Certainly there are ways to deal with this situation using traditional threads. You can create a queue, and assign a single index task to each thread, then receive notification each time a thread completes, lock the queue, grab the next index on behalf of the idle thread, unlock the queue, set the thread running performing the new index task, and again await notification that another thread has completed. This type of scheduling will certainly work, but it's much more cumbersome (and complex in terms of programming) than the simple method of simply assigning each thread an index subrange.
TBB's "task stealing" scheduling
Having worked on lots of problems of the second type, where scheduling has to be implemented if you're going to efficiently utilize your available processing power, I have from the start been very interested in TBB's "task stealing" scheduler strategy. Here's what the TBB Reference manual says (Section 8.1):
The scheduler employs task stealing. Each thread keeps a "ready pool" of tasks that are ready to run. The ready pool is structured as an array of lists of
task, where the list for the ith element corresponds to the tasks at level i in the tree.The lists are manipulated in last-in first-out order. A task at level i spawns child tasks at level i+1. A thread pulls tasks from the deepest non-empty list in the array. If there are no non-empty lists, the thread randomly steals a task from the shallowest list of another thread. A thread also implicitly steals if it completes the last child, in which case it starts executing the task that was waiting on the children.
This demonstrates a much more complex scheduling capability than what I've introduced with my simple case where loop indices occupy different amounts of time to complete. But, we can see that in my example case, the TBB scheduler should attain a level of efficiency at least similar to what my manually-created scheduling queue would attain.

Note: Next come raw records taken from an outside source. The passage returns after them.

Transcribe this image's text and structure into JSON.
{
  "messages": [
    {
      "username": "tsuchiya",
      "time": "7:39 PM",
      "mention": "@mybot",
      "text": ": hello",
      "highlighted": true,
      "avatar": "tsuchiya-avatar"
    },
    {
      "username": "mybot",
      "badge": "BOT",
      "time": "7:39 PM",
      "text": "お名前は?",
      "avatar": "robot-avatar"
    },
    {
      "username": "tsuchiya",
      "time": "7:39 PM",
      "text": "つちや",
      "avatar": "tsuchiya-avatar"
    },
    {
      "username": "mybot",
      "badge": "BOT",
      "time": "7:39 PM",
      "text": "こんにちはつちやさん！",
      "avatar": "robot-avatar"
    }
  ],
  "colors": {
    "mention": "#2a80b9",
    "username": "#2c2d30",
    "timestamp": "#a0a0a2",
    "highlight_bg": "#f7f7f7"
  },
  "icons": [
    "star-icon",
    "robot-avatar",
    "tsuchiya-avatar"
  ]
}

So, if the performance is merely "similar," why would I choose to use TBB rather than create my own thread scheduler? Here are three reasons:
- Development time: a few lines of TBB code are required, versus perhaps 40 or 50 lines of traditional thread coding, including mutex locks for the queue, thread waits, etc., for my custom scheduler
- Reliability: TBB is well-tested software; my custom scheduler will require significant (and difficult) debugging
- Convenience: once a reliable wheel has been invented, I have no desire to continue spending my time constructing my own piecemeal versions, starting from the base materials, each time I need a "wheel" for a new project. When a "FILL" command became available to color the interior of a rectangle on the screen, I stopped stuffing individual pixels. I look at threading the same way.
Task scheduling complexity
Near the end of Chapter 1 of Intel Threading Building Blocks, James Reinders writes:
A number of concepts are fundamental to making the parallelism model of Threading Building Blocks intuitive. Most fundamental is the reliance on breaking problems up recursively as required to get to the right level of parallel tasks. It turns out that this works much better than the more obvious static division of work. It also fits perfectly with the use of task stealing instead of a global task queue. This is a critical design decision that avoids using a global resource as important as a task queue, which would limit scalability.
Clearly, a process that automates finding "the right level parallel tasks," and does so successfully, has enormous benefits for developers faced with the task of multithreading existing applications, or even new applications. Selecting the level at which you will apply multithreading is a big decision. For existing code, the level at which you choose to multithread has a drastic effect on the code changes that must be made (different sets of variables will be accessed by concurrent threads, etc.).
My simple top-level loop queue may work pretty well today on the computer for which I designed my multithreading strategy, but it does have the problem of a hard-wiring in a specific limit to scalability: I'm queuing the individual top-level index tasks, so if someday my app is run on a system with more processors than top-level tasks, my queue will leave processors idle; in addition, on that system program will take as long to complete as the longest individual loop index task. Overall processor use could be a tiny fraction of what's actually available.
TBB promises to do much better than this, through the methods James describes in the excerpt. I've already started experimenting with the scheduling and task-stealing aspects of TBB, and I'll have some preliminary results for you shortly!